Na tarde desta quarta-feira (9), a Comissão de Constituição e Justiça e de Cidadania (CCJ) da Câmara dos Deputados aprovou a admissibilidade da Proposta de Emenda à Constituição (PEC) nº 8/2021, que visa limitar as decisões monocráticas no Supremo Tribunal Federal (STF) e em outros tribunais superiores. A proposta, que já havia sido aprovada no Senado em novembro do ano passado, agora seguirá para uma comissão especial na Câmara, antes de ser analisada pelo Plenário.

Com 39 votos favoráveis e 18 contrários, a PEC recebeu o aval da comissão. O relator da proposta, deputado Marcel van Hattem (Novo-RS), defendeu que o objetivo do projeto é fortalecer a democracia e valorizar o Congresso Nacional. Segundo o parlamentar, não é razoável que uma única pessoa possa desfazer as decisões de todo um Congresso utilizando apenas uma caneta.

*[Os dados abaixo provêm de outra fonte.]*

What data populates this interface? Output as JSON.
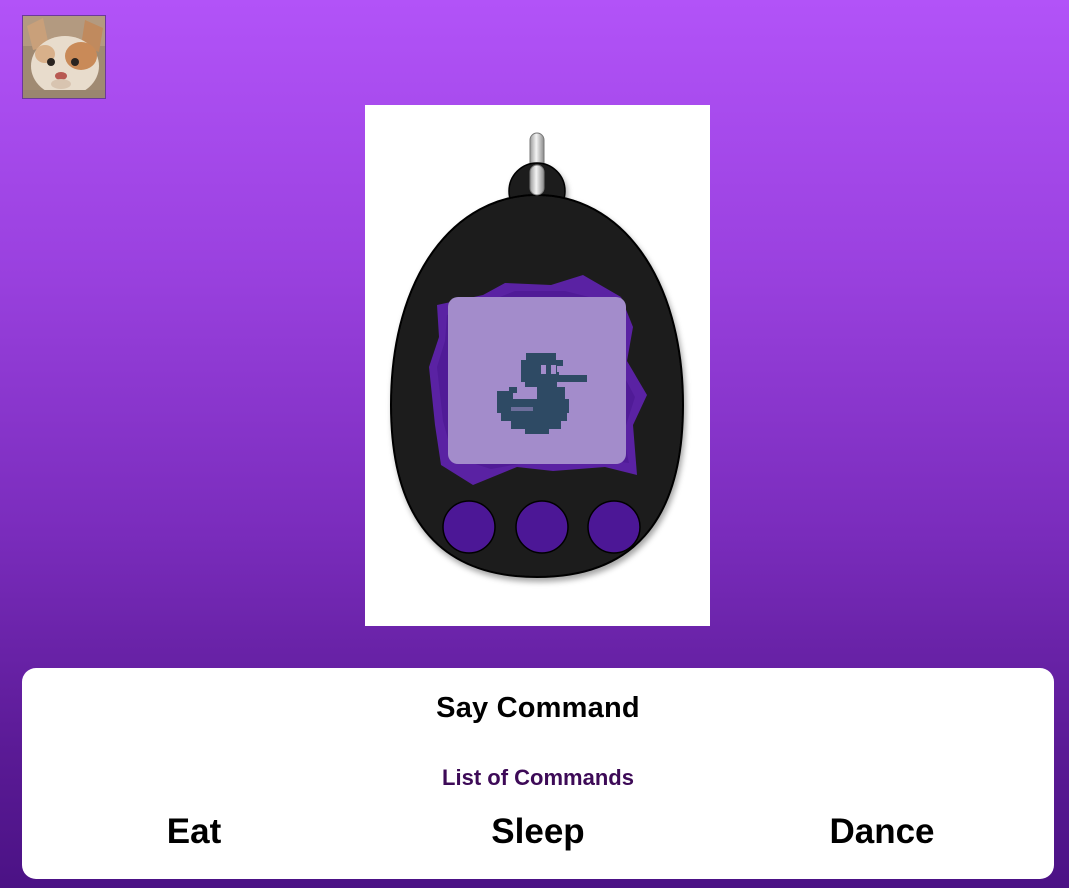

Por outro lado, o deputado Rubens Pereira Júnior (PT-MA) acredita que a proposta da oposição faz parte de um pacote de retaliação ao Supremo Tribunal Federal, em resposta à atuação do órgão contra aqueles que teriam ameaçado o processo eleitoral de 2022. Segundo ele, o STF foi essencial para a defesa da democracia e a integridade das eleições.

A PEC 8/2021 proíbe decisões monocráticas que suspendam a eficácia de leis ou atos normativos com efeito geral, bem como a suspensão de atos dos presidentes da República, do Senado e da Câmara dos Deputados. Além disso, também ficam vetadas decisões monocráticas que possam afetar propostas legislativas, políticas públicas ou gerar despesas para qualquer Poder.

Em uma decisão recente, o Supremo Tribunal Federal confirmou a suspensão da execução de emendas parlamentares ao Orçamento da União, bem como das emendas individuais de transferência especial, conhecidas como “emendas Pix”. O ministro responsável pela decisão destacou a importância da transparência e rastreabilidade das emendas parlamentares, reforçando as restrições estabelecidas pelo plenário do STF em decisões anteriores.

Agora, a PEC seguirá para novas etapas de análise na Câmara dos Deputados, onde deverá ser discutida e votada pelos parlamentares. A proposta tem gerado debates e opiniões divergentes entre os deputados, refletindo a complexidade e relevância do tema para o sistema judiciário e político do país.